Cedar Rapids, Iowa News, Sports, and Weather
IOWA CITY, Iowa - The Iowa Hawkeyes opened their football season, Saturday. That meant tailgating and a lot of fun for the fans... despite the eventual loss to Northern Illinois, but some people celebrated a little too much with heavy drinking.
Police arrested 14 people inside Kinnick Stadium during the game, and one of those people is getting a lot of attention both online and through social media. Several online sites, such as Dead Spin, the New York Post and the Daily Mail in the United Kingdom ran headlines proclaiming "The world's drunkest college student".

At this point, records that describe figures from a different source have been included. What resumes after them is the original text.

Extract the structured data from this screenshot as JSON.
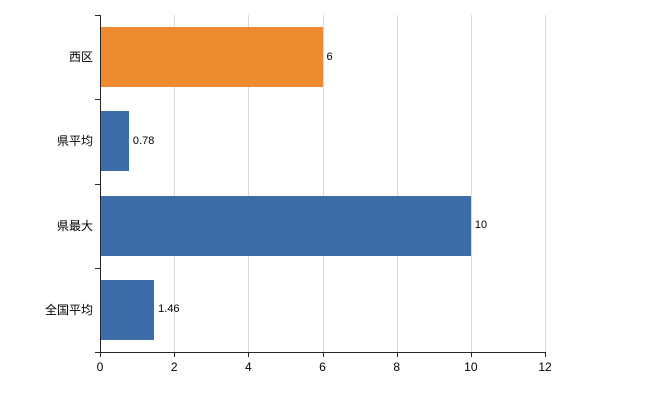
{
  "chart_data": {
    "type": "bar",
    "orientation": "horizontal",
    "categories": [
      "西区",
      "県平均",
      "県最大",
      "全国平均"
    ],
    "values": [
      6,
      0.78,
      10,
      1.46
    ],
    "value_labels": [
      "6",
      "0.78",
      "10",
      "1.46"
    ],
    "bar_colors": [
      "#EE8A2F",
      "#3C6DA8",
      "#3C6DA8",
      "#3C6DA8"
    ],
    "xlim": [
      0,
      12
    ],
    "x_ticks": [
      0,
      2,
      4,
      6,
      8,
      10,
      12
    ],
    "grid": true,
    "legend": "none"
  },
  "colors": {
    "grid": "#d9d9d9",
    "axis": "#262626",
    "text": "#000000",
    "background": "#ffffff"
  }
}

Police say 22-year-old Samantha Goudie tried to get onto the field before the game Saturday, and they arrested her for public intoxication. At jail, she registered a .341 percent blood alcohol content... more than four times the legal limit.
Samantha Goudie, who goes by the name-- Vodka Sam on Twitter-- started Monday with a tweet.
"Well class is going to be really awkward tomorrow," she wrote.
It all started about an hour before the Hawkeyes took the field Saturday-- when Goudie allegedly tried to get on the field. She ended up in jail and few hours later-- she started tweeting about it.
"Blew a .341 in jail," she wrote.
An hour and a half later she wrote-- "I'm going to get .341 tattooed on me because its so epic."
Monday, KCRG TV9 tried to track down Goudie-- by phone, email-- and Twitter--- she didn't respond. But she did continue tweeting.
"Yes people I did drink at Iowa's 's first tailgate. If they breathalyzed everyone in Iowa City I would have had a lot of cellmates," she wrote.
What she does have is a lot of twitter followers-- jumping from 2,000 to more than 13,000, in a 36-hour span.
With the story going viral fellow University of Iowa students have mixed opinions.
"The fact that she got arrested isn't a big deal, it was the tweeting she did from jail, that blew up the most," David Showalter, a student said.
Others said this behavior just perpetuates the party school reputation the UI just can't seem to shake.
"It does fill that sterotype, which we're not all out to do, we're out to have a good time, but most of us tend to control ourselves," Jake Glegndenni, a student said.